Barry emphasises that the Armada was not defeated in the conventional sense; it merely “retreated in good order” as the military say: only a fraction of its ships were lost, the other two thirds reached Spain safely.  So though it was not a victory for the Spanish, it was no spectacular victory for England. It was all down in any case to what became known as the “Protestant Wind” that scattered the Spanish fleet.

Deceived

But it has been argued that the navigators were deceived by the maps of Ireland, on which our west coast was misdrawn. Coming down from Scotland the Spanish ran into the north coast of Mayo, which they did not know was there, which meant disaster and death for some ships.
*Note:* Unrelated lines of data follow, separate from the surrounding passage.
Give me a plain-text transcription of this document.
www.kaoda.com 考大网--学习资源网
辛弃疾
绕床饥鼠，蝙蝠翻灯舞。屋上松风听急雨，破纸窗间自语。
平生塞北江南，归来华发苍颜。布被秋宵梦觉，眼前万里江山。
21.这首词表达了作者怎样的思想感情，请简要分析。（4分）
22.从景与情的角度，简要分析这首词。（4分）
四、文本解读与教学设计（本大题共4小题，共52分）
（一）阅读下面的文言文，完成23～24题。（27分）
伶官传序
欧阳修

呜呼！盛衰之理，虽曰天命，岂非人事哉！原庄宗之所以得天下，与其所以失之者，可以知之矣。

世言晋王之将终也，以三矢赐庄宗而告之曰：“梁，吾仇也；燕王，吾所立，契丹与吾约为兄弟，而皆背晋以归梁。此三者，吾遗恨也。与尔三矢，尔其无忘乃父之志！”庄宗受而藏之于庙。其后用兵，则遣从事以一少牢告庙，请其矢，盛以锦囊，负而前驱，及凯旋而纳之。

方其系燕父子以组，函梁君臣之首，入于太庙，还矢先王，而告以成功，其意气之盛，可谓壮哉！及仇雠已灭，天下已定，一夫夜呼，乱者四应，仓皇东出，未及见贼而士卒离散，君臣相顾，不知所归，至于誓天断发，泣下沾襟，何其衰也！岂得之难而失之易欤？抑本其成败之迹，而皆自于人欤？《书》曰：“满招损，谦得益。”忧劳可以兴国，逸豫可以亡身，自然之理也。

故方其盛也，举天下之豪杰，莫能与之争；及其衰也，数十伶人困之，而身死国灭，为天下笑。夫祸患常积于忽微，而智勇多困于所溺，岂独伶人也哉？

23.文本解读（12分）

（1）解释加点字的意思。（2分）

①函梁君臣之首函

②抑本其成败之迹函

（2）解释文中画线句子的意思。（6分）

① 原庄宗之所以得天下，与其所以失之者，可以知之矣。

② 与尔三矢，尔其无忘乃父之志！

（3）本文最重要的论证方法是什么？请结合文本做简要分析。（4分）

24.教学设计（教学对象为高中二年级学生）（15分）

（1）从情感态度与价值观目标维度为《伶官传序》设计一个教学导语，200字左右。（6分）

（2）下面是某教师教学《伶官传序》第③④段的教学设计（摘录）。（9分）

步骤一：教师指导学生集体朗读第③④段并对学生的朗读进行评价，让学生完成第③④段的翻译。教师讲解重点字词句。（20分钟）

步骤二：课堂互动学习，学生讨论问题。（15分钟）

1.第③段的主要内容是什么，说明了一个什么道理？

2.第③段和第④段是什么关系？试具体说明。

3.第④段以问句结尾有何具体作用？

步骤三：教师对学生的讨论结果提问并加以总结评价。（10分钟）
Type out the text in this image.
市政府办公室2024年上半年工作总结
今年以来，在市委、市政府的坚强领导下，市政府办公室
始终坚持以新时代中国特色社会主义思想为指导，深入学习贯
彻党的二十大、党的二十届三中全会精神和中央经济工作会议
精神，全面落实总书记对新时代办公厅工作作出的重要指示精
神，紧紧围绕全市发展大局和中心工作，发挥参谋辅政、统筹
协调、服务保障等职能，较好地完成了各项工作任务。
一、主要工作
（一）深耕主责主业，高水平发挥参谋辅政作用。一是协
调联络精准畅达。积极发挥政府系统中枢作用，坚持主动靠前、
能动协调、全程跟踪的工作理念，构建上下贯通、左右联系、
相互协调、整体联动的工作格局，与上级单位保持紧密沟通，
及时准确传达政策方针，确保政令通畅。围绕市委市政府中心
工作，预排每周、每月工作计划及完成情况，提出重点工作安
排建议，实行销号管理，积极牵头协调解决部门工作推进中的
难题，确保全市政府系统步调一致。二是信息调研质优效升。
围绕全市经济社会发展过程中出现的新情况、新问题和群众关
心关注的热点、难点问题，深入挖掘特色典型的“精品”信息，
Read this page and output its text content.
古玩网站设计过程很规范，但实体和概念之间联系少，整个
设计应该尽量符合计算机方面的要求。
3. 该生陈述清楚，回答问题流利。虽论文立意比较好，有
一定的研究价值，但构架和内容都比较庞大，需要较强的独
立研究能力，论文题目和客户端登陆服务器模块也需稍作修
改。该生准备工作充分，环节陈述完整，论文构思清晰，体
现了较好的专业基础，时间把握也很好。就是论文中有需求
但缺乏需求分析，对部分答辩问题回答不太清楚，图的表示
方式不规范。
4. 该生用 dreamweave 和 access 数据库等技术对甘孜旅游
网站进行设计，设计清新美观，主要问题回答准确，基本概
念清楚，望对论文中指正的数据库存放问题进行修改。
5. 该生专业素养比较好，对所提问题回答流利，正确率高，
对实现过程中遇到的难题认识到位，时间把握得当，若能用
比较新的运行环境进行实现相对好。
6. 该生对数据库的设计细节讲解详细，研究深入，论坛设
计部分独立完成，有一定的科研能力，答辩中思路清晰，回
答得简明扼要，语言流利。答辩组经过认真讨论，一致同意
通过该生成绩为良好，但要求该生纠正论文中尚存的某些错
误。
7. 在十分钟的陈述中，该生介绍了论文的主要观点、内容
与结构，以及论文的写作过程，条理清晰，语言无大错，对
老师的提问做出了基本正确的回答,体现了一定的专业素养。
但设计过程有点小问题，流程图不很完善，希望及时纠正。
This is all vividly narrated. But one aspect Barry passes over. The defeat of the Armada gave England a false belief that the country could not be invaded”

Even for the Spaniards who got ashore there was little welcome. Some  got away to Scotland, among them Francisco de Cuéllar, whose narrative of his misadventures gives a rather unflattering  description of  Gaelic society in that time.  Well over 1,110 Spaniards, it was reported to the Queen,  were “put to the sword”.

This is all vividly narrated. But one aspect Barry passes over. The defeat of the Armada gave England a false belief that the country could not be invaded.  Belloc in his book about warfare in England refused to discuss the historic invasions of the country. Later foreign armies might land in Ireland or Scotland, but they were defeated.  England was safely secured by her surrounding sea.

In the time of Napoleon the Keeper of the State Paper Office, John Bruce, was ordered by Prime Minister Pitt to draw up a report on the preparations made in 1588, in case they might have some help in defending England from the revolutionary French. (Barry does not refer to this report, or to a later publication in 1902 by a French scholar, Edouard Desbrière.) When the two World Wars came the British government went about developing its plans without reference to 1588.

Barry may not mention these odd aspects of the aftermath of the Armada, but he finds room in his crisp richly illustrated account for everything else.  Altogether a great read.

This, by the way, is the Irish edition; there is also a Spanish edition appearing simultaneously, and Spanish language books can have as large a universal sale as anything in English, so good luck with that.